Saturday, October 31, 2015

Old Age Mumblings...

Yesterday I wrote of the futility of fighting old age, suggesting that we ought to use it and make the best of it.  However, I am well aware that old age brings significant and oft times crippling changes to our bodies.  I know that hearts fail, strokes happen, and cancer strikes.  Still, I think  (and I will someday know if it is possible in a personal way) we can use even these moments to  enhance rather than diminish life.  Even in such debilitating situations our “real person,” or “soul or spirit” is alive (and some of us believe that “spirit” is eternal).  When someone asked John Quincy Adams how he was, he replied:  “John Quincy Adams is well, thank you.  But the house that John Quincy lives in is falling to pieces; the doors are falling in and the windows are sagging and soon John Quincy Adams will have to move out of this house.  But John Quincy Adams is well, very well, thank you.”   What an attitude! It reminds me of the passage in 2 Cor. 4:16, “Though our outer nature is wasting away, our inner nature is being renewed day by day.”  

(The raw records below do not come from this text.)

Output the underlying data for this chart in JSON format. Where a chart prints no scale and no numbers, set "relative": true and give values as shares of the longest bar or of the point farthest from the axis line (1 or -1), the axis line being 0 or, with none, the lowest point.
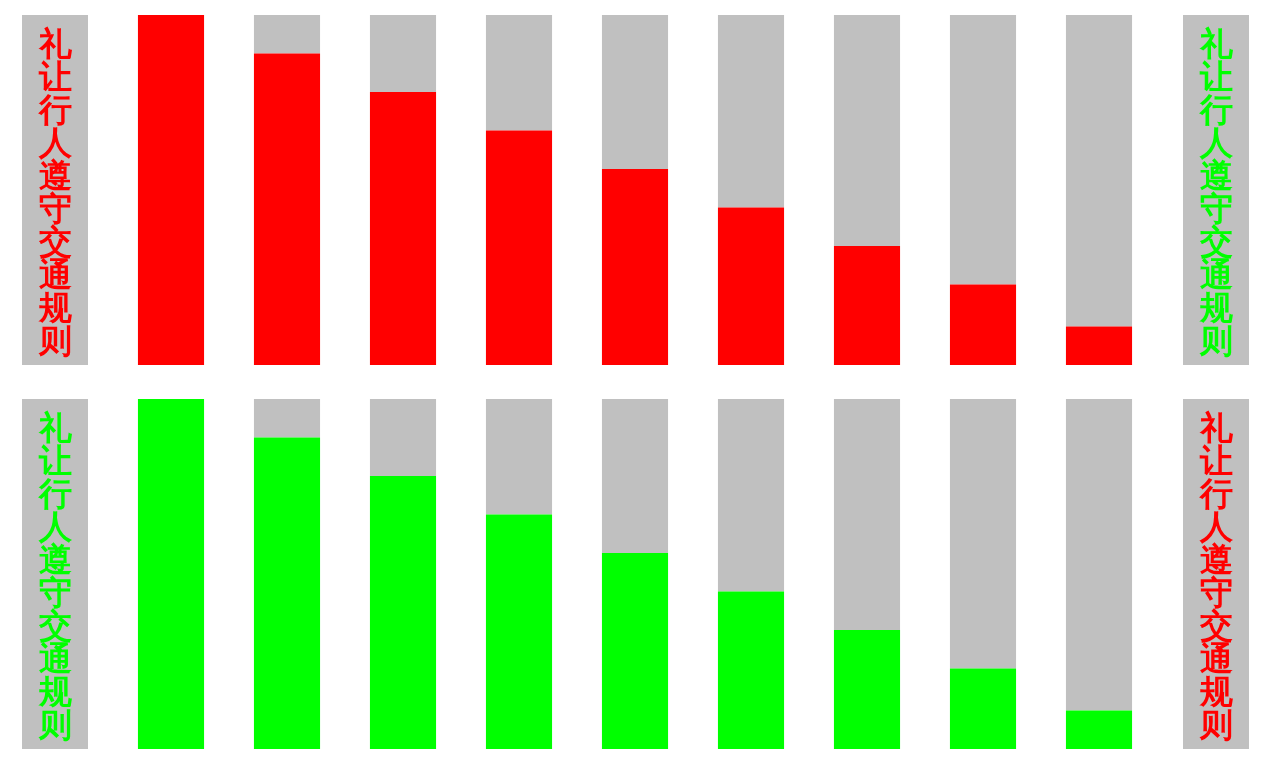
{
  "chart_data": [
    {
      "type": "bar",
      "relative": true,
      "categories": [
        null,
        null,
        null,
        null,
        null,
        null,
        null,
        null,
        null
      ],
      "series": [
        {
          "color": "#ff0000",
          "values": [
            1,
            0.89,
            0.78,
            0.67,
            0.56,
            0.45,
            0.34,
            0.23,
            0.11
          ]
        }
      ],
      "annotations": [
        "礼让行人遵守交通规则",
        "礼让行人遵守交通规则"
      ]
    },
    {
      "type": "bar",
      "relative": true,
      "categories": [
        null,
        null,
        null,
        null,
        null,
        null,
        null,
        null,
        null
      ],
      "series": [
        {
          "color": "#00ff00",
          "values": [
            1,
            0.89,
            0.78,
            0.67,
            0.56,
            0.45,
            0.34,
            0.23,
            0.11
          ]
        }
      ],
      "annotations": [
        "礼让行人遵守交通规则",
        "礼让行人遵守交通规则"
      ]
    }
  ]
}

George & Earl who made old age "A Wonderful Life"
It irks my soul when in these golden years (and they are golden) many of us  tend to harken back to an earlier time when things were, we say,  just wonderful.  It irritates me even more when politicians and others suggest that we need to go back to those days. I look back on my youth with great delight, those beautiful yesterdays, when “we caught lightning bugs, went fishing in the creek with our makeshift fishing poles, and knew all our neighbors, etc.” But I did not know back then what I know now.  I did not know then that some people were forced to ride in the back of the bus and use only those restrooms reserved for them.   I did not know about prejudicial attitudes toward Catholics, Jews, Blacks, etc., because there were very few of these folk in my rural neighborhood. I knew nothing of Jim Crow, South Africa, or Concentration Camps back then.  I do now!  Life is always idyllic for children because they cannot grasp and do not have the capacity to see or think through all that is swirling about them in the larger world. We are children no more!